GuardFall: A 1970s Shell Trick Walks Past AI Coding Agent Safety Checks
Adversa AI says ten of eleven open-source coding agents fall to a command-substitution bypass that any sysadmin would recognize on sight.

The guardrails meant to keep AI coding agents from running destructive shell commands can be sidestepped with a syntax trick older than most of the people writing the agents.
Researchers at Adversa AI call the technique GuardFall. It abuses the gap between what a safety filter sees in a command string and what the underlying shell executes once command substitution kicks in. Wrap the dangerous bit in $(...) or backticks, and the surface-level pattern match thinks it's looking at something benign. The shell, of course, expands it before running.

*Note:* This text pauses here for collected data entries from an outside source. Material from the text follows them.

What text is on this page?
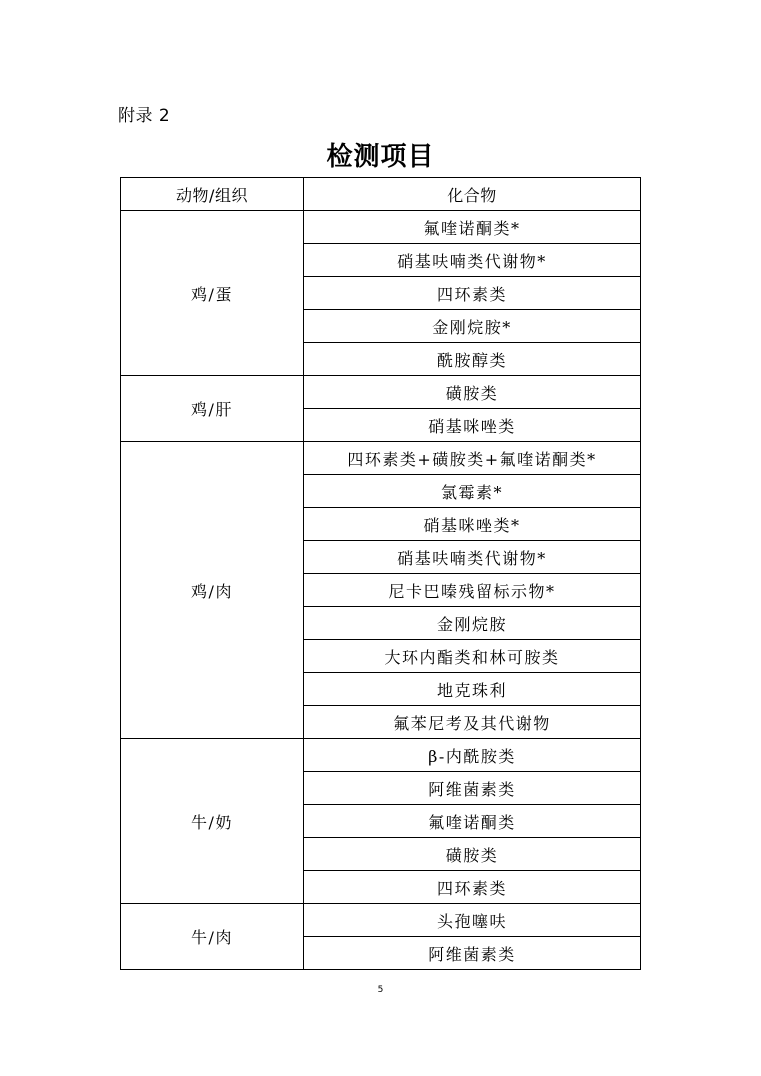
附录 2
检测项目
动物/组织	化合物
鸡/蛋	氟喹诺酮类*
	硝基呋喃类代谢物*
	四环素类
	金刚烷胺*
	酰胺醇类
鸡/肝	磺胺类
	硝基咪唑类
鸡/肉	四环素类+磺胺类+氟喹诺酮类*
	氯霉素*
	硝基咪唑类*
	硝基呋喃类代谢物*
	尼卡巴嗪残留标示物*
	金刚烷胺
	大环内酯类和林可胺类
	地克珠利
	氟苯尼考及其代谢物
牛/奶	β-内酰胺类
	阿维菌素类
	氟喹诺酮类
	磺胺类
	四环素类
牛/肉	头孢噻呋
	阿维菌素类
5
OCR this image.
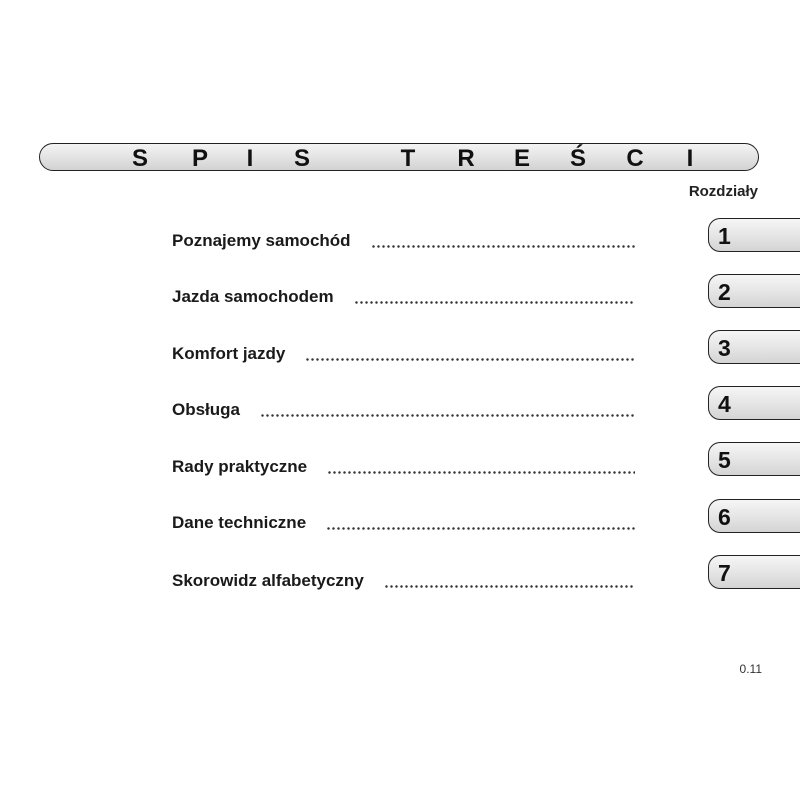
S P I S	T R E Ś C I
Rozdziały
Poznajemy samochód
Jazda samochodem
Komfort jazdy
Obsługa
Rady praktyczne
Dane techniczne
Skorowidz alfabetyczny
1
2
3
4
5
6
7
0.11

This is not a new class of bug. It is the same lesson sudo configuration guides have been repeating for years, dressed up in an LLM wrapper.
Adversa tested eleven popular open-source coding and computer-use agents. Ten of them fell over. The only holdout was Continue, which the firm says was architected to evaluate the resolved command rather than the literal string the model emitted. That distinction matters. Filtering the prompt-side artifact is auth-adjacent theater; filtering the post-expansion command is what actually gates execution.
The blast radius depends on what the agent is allowed to touch. Most of these tools run with the developer's own shell privileges, which usually means access to source trees, SSH keys in ~/.ssh, cloud credentials cached by the AWS or gcloud CLIs, and any session tokens sitting in the environment. An attacker who can influence the agent's input — through a poisoned README, a malicious MCP tool description, an issue comment the agent is asked to triage — can turn a "safe" command request into arbitrary code execution.
This is an authz failure, not an auth one. The agent correctly identifies who is asking; it just fails to correctly decide what the resulting action is allowed to do. MFA wouldn't have helped here. Neither would a stronger model. The control plane is in the wrong place.
A few things that would actually move the needle:
- Evaluate commands after shell expansion, in a dry-run or AST form, not as raw strings the model produced.
- Run agents inside a sandbox with an explicit allowlist of binaries and filesystem paths, treating the host shell as hostile.
- Strip or refuse command substitution syntax outright in tool-call arguments where it isn't needed.
- Log the resolved command, not just the requested one, so post-incident review reflects what ran.
Adversa's writeup is available from the firm directly at adversa.ai. No CVEs have been assigned at time of writing, which tracks: this is a design pattern problem across an ecosystem, not a single product flaw.
The uncomfortable read: a generation of agent frameworks shipped guardrails written as if bash were a sandbox. It is not, and it never was. The fix is older than the bypass.